First published in Clinical Trial Continuity Newsletter | ABBV-CA00081-FM | Issue 2
How has your approach to discussing clinical trials with patients changed given the pandemic and what have you found to be the most effective communication strategies?
Some things are the same, but some are very different. It’s expected that patients will have questions about new investigational products. The unique challenge now with this pandemic is to engage those patients in a discussion over the phone about the clinical trial rather than face-to-face. Typically, a trusting relationship between clinician and patient is built in person, over time, and after a comprehensive discussion of the therapeutic options available to them, either routinely or in a research setting. This may take more than a one time phone call. Those patients who are bio naïve have increased anxiety about starting a therapy with an unknown or incomplete efficacy and safety profile. I have found the following communication strategies to be the most successful when discussing clinical trials:
- Set the landscape early: Prepare the patient early on for this possibility. Helping patients to understand that therapies in IBD are similar to candles, it is expected that they will eventually burn through some, but the time can vary from patient to patient and having a plan in place allows for both physician and patient to adapt and transition smoothly. Talk about Plan B early on.
- Introducing the clinical trial option: Making patients aware of the important research that is happening every day in IBD, and that it may play a role in optimizing their care in the future should be confidence building and set the stage for participation in a trial if and when the situation presents itself.
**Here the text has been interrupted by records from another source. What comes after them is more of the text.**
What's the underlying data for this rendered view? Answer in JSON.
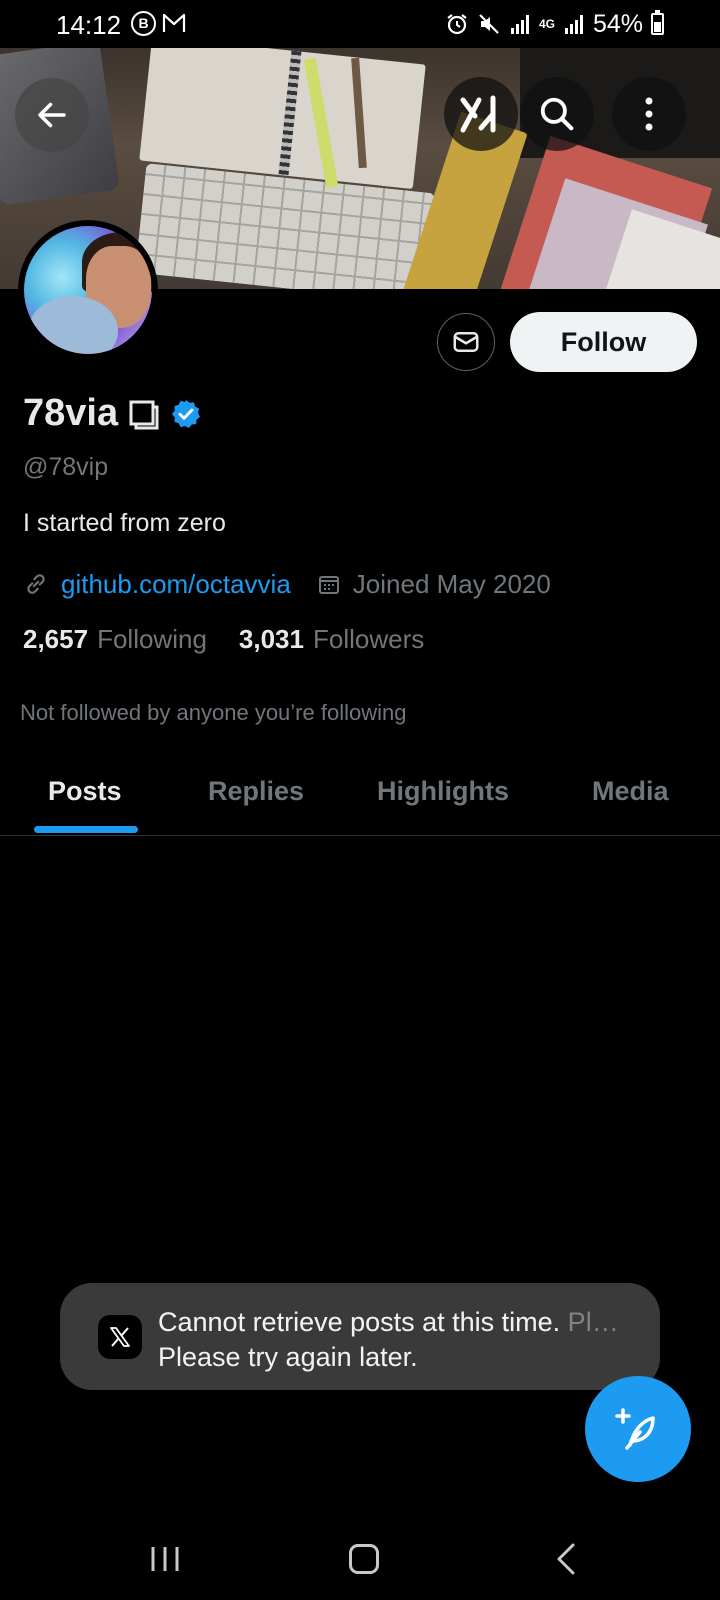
{
  "status_bar": {
    "time": "14:12",
    "battery": "54%",
    "battery_level": 0.54,
    "network": "4G"
  },
  "header": {
    "back_icon": "arrow-left-icon",
    "grok_icon": "grok-icon",
    "search_icon": "search-icon",
    "more_icon": "more-vertical-icon"
  },
  "profile": {
    "display_name": "78via",
    "handle": "@78vip",
    "bio": "I started from zero",
    "link": "github.com/octavvia",
    "joined": "Joined May 2020",
    "following_count": "2,657",
    "following_label": "Following",
    "followers_count": "3,031",
    "followers_label": "Followers",
    "not_followed_text": "Not followed by anyone you’re following",
    "follow_label": "Follow"
  },
  "tabs": [
    {
      "label": "Posts",
      "active": true
    },
    {
      "label": "Replies",
      "active": false
    },
    {
      "label": "Highlights",
      "active": false
    },
    {
      "label": "Media",
      "active": false
    }
  ],
  "toast": {
    "message": "Cannot retrieve posts at this time. Please try again later.",
    "ghost_message": "Cannot retrieve posts at this time. Please try again la..."
  },
  "colors": {
    "accent": "#1d9bf0",
    "background": "#000000",
    "muted_text": "#71767b",
    "primary_text": "#e7e9ea"
  }
}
Plan B works for some patients.
- The 3F’s: When addressing patient concerns, a simple acknowledgment of “I understand how you FEEL, this is what I’ve FOUND, and let’s discuss how we’ll move FORWARD”.
In some ways, the pandemic has normalized conversations around research, clinical trial participation and the necessary role it has in evolving health care. In many unexpected patients, this increased awareness has emboldened them to be more proactive in their own care by exploring options to discuss with their physician.